Resolution up to a millionth of a millimeter

"The structural analysis of large and complex molecules in atomic detail has been made possible by the 'revolution-resolution', which was primarily brought about by the developments in cryo-electron microscopy", says Utz Fischer. The only snag about the technology, however, is the fact that it works best on structures that are more or less rigid and have few flexible sections.

Unfortunately, many molecular entities are not built like this, including the SMN complex. "This complex is of central importance for our cells because it supports the formation of molecular machines required for the expression of our genes", says Prof. Fischer. However, in order to serve its function in the cell, it must be highly flexible and dynamic. As a result, a structural analysis by traditional strategies has been impossible so far.

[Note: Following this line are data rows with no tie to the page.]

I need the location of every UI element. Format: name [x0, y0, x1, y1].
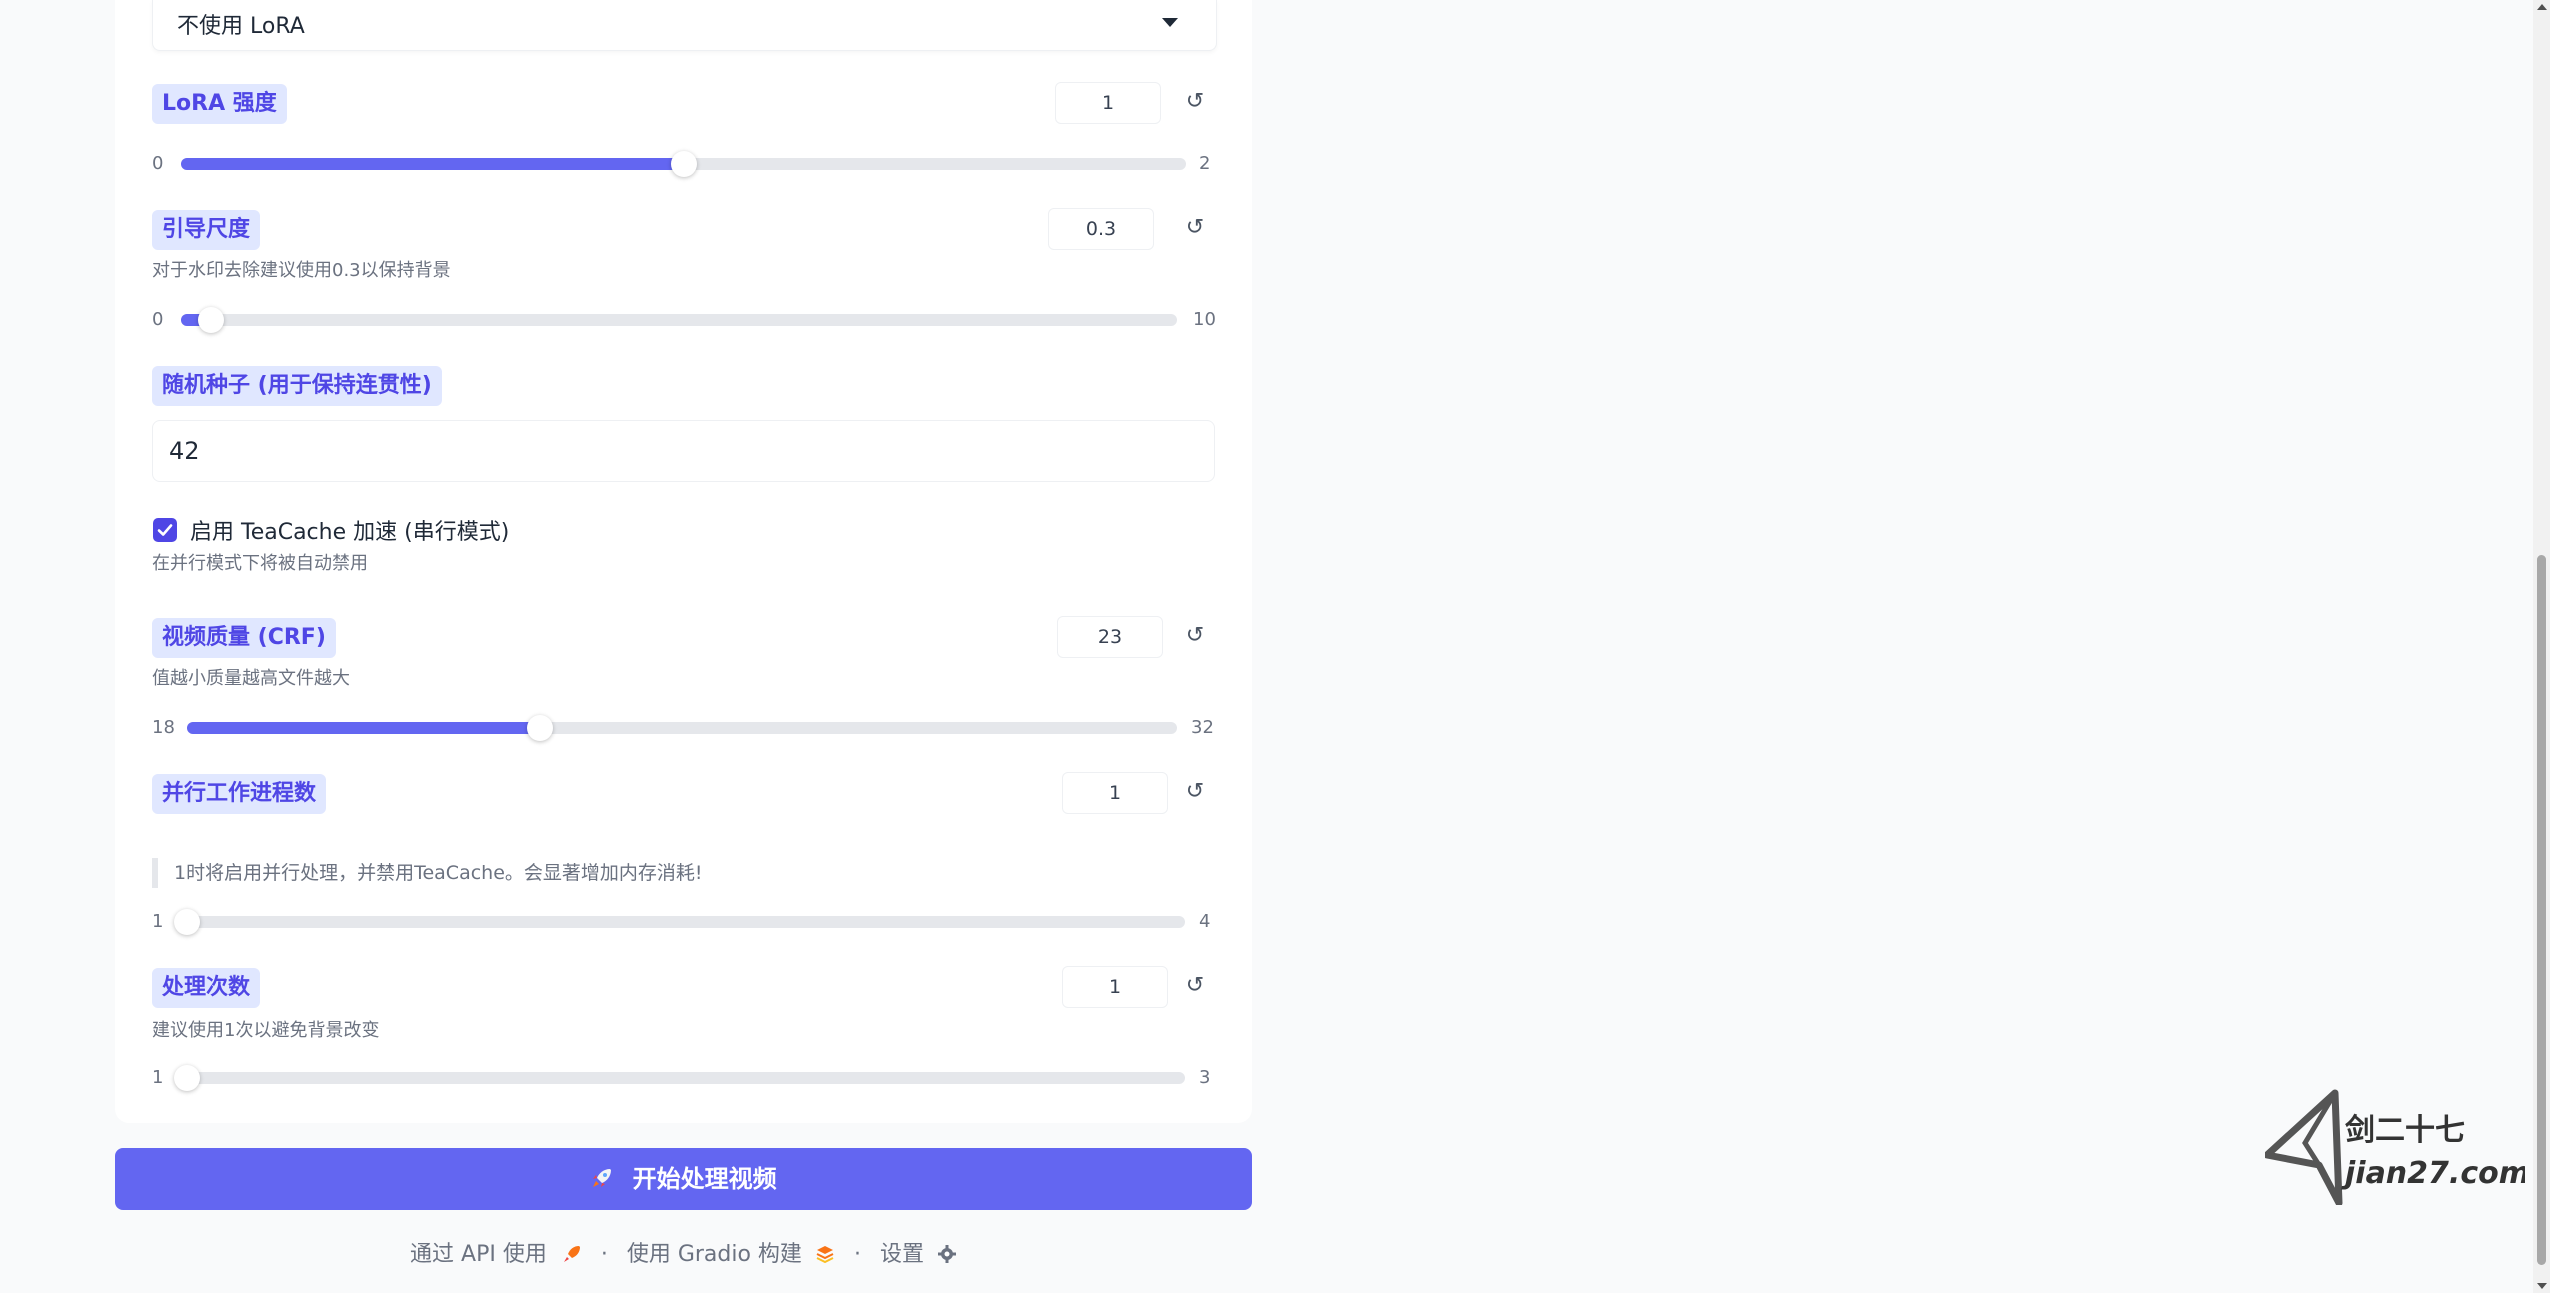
guidance-scale-max: 10: [1193, 309, 1216, 330]
app-viewport: 不使用 LoRA LoRA 强度 1 ↺ 0 2 引导尺度 0.3 ↺ 对于水印…: [0, 0, 2550, 1293]
crf-label: 视频质量 (CRF): [152, 618, 336, 658]
scroll-up-arrow-icon[interactable]: [2537, 4, 2547, 10]
passes-number-input[interactable]: 1: [1062, 966, 1168, 1008]
lora-dropdown-value: 不使用 LoRA: [177, 14, 305, 39]
teacache-info: 在并行模式下将被自动禁用: [152, 553, 368, 574]
lora-strength-max: 2: [1199, 153, 1211, 174]
svg-text:剑二十七: 剑二十七: [2345, 1113, 2465, 1148]
lora-strength-label: LoRA 强度: [152, 84, 287, 124]
passes-label: 处理次数: [152, 968, 261, 1008]
guidance-scale-info: 对于水印去除建议使用0.3以保持背景: [152, 260, 451, 281]
workers-max: 4: [1199, 911, 1211, 932]
lora-strength-min: 0: [152, 153, 164, 174]
slider-fill: [181, 158, 684, 170]
crf-max: 32: [1191, 717, 1214, 738]
api-link-label: 通过 API 使用: [410, 1242, 547, 1267]
crf-number-input[interactable]: 23: [1057, 616, 1163, 658]
crf-min: 18: [152, 717, 175, 738]
slider-thumb[interactable]: [197, 307, 224, 333]
reset-icon[interactable]: ↺: [1175, 772, 1215, 812]
reset-icon[interactable]: ↺: [1175, 616, 1215, 656]
gear-icon: [937, 1245, 956, 1263]
seed-input[interactable]: 42: [152, 420, 1215, 482]
footer: 通过 API 使用 · 使用 Gradio 构建 · 设置: [0, 1236, 1367, 1268]
gradio-link[interactable]: 使用 Gradio 构建: [627, 1242, 842, 1267]
lora-dropdown[interactable]: 不使用 LoRA: [152, 0, 1217, 51]
scrollbar-thumb[interactable]: [2537, 555, 2546, 1265]
slider-thumb[interactable]: [174, 1065, 200, 1091]
rocket-icon: [563, 1246, 580, 1262]
chevron-down-icon[interactable]: [1162, 18, 1178, 27]
seed-label: 随机种子 (用于保持连贯性): [152, 366, 442, 406]
footer-separator: ·: [853, 1242, 861, 1267]
crf-info: 值越小质量越高文件越大: [152, 668, 350, 689]
reset-icon[interactable]: ↺: [1175, 82, 1215, 122]
passes-info: 建议使用1次以避免背景改变: [152, 1020, 380, 1041]
scroll-down-arrow-icon[interactable]: [2537, 1283, 2547, 1289]
teacache-checkbox[interactable]: [153, 518, 177, 542]
crf-slider[interactable]: [187, 715, 1177, 741]
guidance-scale-min: 0: [152, 309, 164, 330]
start-processing-label: 开始处理视频: [632, 1165, 777, 1193]
workers-number-input[interactable]: 1: [1062, 772, 1168, 814]
start-processing-button[interactable]: 开始处理视频: [115, 1148, 1252, 1210]
lora-strength-number-input[interactable]: 1: [1055, 82, 1161, 124]
footer-separator: ·: [600, 1242, 608, 1267]
gradio-logo-icon: [816, 1246, 834, 1264]
slider-fill: [187, 722, 541, 734]
settings-link-label: 设置: [879, 1242, 924, 1267]
slider-thumb[interactable]: [174, 909, 200, 935]
gradio-link-label: 使用 Gradio 构建: [626, 1242, 802, 1267]
guidance-scale-label: 引导尺度: [152, 210, 261, 250]
guidance-scale-number-input[interactable]: 0.3: [1048, 208, 1154, 250]
passes-min: 1: [152, 1067, 164, 1088]
checkmark-icon: [157, 524, 173, 536]
reset-icon[interactable]: ↺: [1175, 966, 1215, 1006]
workers-min: 1: [152, 911, 164, 932]
workers-note: 1时将启用并行处理，并禁用TeaCache。会显著增加内存消耗!: [152, 858, 703, 888]
rocket-icon: [590, 1165, 622, 1193]
slider-thumb[interactable]: [670, 151, 697, 177]
workers-label: 并行工作进程数: [152, 774, 327, 814]
guidance-scale-slider[interactable]: [181, 307, 1177, 333]
watermark-logo: 剑二十七 jian27.com: [2263, 1085, 2530, 1207]
passes-slider[interactable]: [174, 1065, 1185, 1091]
api-link[interactable]: 通过 API 使用: [410, 1242, 589, 1267]
workers-slider[interactable]: [174, 909, 1185, 935]
svg-text:jian27.com: jian27.com: [2341, 1156, 2525, 1191]
passes-max: 3: [1199, 1067, 1211, 1088]
scrollbar[interactable]: [2533, 0, 2550, 1293]
settings-link[interactable]: 设置: [880, 1242, 957, 1267]
teacache-label[interactable]: 启用 TeaCache 加速 (串行模式): [190, 514, 509, 546]
lora-strength-slider[interactable]: [181, 151, 1186, 177]
reset-icon[interactable]: ↺: [1175, 208, 1215, 248]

A combination of different methods was the key to success

Therefore the Fischer and his team chose an alternative approach: "Our starting point was a cooperation with the group of Dr. Rémy Bordonné from Montpellier in France, that enabled us to identify the SMN complex of the yeast Schizosaccharomyces pombe", he explains. This complex was ideally suited for an integrative structural analysis because it comprises less individual components than its human counterpart and has a less dynamic behavior.

"In a first step, we visualized, by X-ray diffraction analysis, individual sections that are important for keeping the complex together", says Fischer about the scientists' approach. In a second step, they characterized the entire complex and parts of it by means of small-angle X-ray scattering. This method also provides information on the dynamic behavior of unfolded sections of the complex. In parallel, missing sections were reconstructed by means of a bioinformatic method called 3D homology modeling.

This combination of different structural-biological methods will gain in importance in the future because it produces results that have never been achieved before - such is the conviction of Dr. Clemens Grimm. He is the Head of the "Structural Analysis" unit of Fischer's department, and has contributed to the recently published work.

An octopus with flexible arms

The result was a model of the entire SMN complex that provides an excellent explanation of its function. Similar as in an octopus, the central "body" of the complex has a number of long and very flexible "arms", which enable the complex to catch proteins and assemble them, together with other biomolecules, into molecular machines.

The model also provides insight into the processes that lead to spinal muscular atrophy. "The mutations causing this disease concentrate in the central body" explains Fischer's doctoral student Jyotishman Veepaschit, who performed experiments of this study together with his colleague Aravindan Viswanathan. They prevent the full development of the complex, so that it cannot serve its function in the cell.